Often times it is a photograph, or a cutting of paper which details a religious who has won an award, but there are no details to what it was, or which paper printed it, or even an indication of the date it was published.
One such letter from Queensland refers to Fr. Fernando as having entered the Chess history books by inventing a "half move"
Just who was Fr, Fernando Saavedra CP?
Fr. Fernando was born in Spain 10/10/1847, and was a Spaniard through and through. His parents moved to England while he was still a young man and in 1866 he joined the Passionists in England. He was Ordained on the 30/11/1871.
On the 6th of January 1900 he arrived in Australia with Fr. Gregory Callaghan to work in the newly found province. While he was renown as a "Fiery Spaniard" it was also noted in our chronicles that despite his fierce appearance and manner "he was quite gentle and understanding in the confessional"
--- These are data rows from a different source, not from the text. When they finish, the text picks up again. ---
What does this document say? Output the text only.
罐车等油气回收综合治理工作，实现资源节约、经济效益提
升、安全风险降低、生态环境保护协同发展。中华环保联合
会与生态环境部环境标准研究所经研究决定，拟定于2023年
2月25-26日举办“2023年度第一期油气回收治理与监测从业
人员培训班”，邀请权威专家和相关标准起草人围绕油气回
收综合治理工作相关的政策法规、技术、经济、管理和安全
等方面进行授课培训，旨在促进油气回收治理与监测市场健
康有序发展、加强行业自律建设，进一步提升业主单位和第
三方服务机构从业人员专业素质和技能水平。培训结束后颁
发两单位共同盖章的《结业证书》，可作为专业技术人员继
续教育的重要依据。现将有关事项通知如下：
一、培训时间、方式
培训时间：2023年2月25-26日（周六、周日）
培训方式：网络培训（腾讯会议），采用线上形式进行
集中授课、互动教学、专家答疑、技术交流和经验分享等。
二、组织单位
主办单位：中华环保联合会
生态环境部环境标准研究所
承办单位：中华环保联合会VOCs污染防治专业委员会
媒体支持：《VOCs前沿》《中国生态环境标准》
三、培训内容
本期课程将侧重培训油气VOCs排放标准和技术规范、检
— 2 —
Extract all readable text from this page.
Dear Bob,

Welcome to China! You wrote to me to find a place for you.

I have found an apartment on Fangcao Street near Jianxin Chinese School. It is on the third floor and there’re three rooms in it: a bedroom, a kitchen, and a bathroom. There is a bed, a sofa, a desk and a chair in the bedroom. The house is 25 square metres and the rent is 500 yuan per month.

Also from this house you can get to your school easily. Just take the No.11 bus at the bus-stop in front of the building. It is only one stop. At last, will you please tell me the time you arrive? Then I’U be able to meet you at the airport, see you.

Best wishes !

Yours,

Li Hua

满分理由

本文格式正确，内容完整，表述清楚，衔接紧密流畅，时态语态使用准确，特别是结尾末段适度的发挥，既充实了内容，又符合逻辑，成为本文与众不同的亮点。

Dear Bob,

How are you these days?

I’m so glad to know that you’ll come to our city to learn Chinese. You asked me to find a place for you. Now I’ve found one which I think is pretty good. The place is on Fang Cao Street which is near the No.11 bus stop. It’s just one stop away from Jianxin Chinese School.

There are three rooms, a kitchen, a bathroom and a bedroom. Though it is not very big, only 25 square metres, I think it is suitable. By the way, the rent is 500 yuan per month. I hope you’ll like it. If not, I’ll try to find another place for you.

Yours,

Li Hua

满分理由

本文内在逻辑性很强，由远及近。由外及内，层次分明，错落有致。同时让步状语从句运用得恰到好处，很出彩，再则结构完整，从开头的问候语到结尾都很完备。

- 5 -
Sickness drove him back to Spain in 1911 and despite his hopes he never returned. He died in Dublin in 1922, and is buried there.
It was during his stay in our Province that he invented a new and winning move in Chess
Research among secondhand bookshops looking for any information relating to Chess unearthed an "Encyclopaedia of Chess" written by Anne Sunnucks (first published in 1970) with two pages of this book being dedicated to our fellow Passionist and his famous move.
The internet provides much additional information on him and even a controvesy as to whether the move was really his, or had he seen it elsewhere.
One thing we do know is that his interest in chess has made his name recordable, and our Archives has discovered just a little bit more about another of our early Passionists.
"His claim to fame must be unique, for it rests with the discovery of a single move. The problem had earlier been presented as a drawn game with a white pawn promoting to a Queen, but in a flash of insight Fr. Saavedra saw that under-promotion secured a win."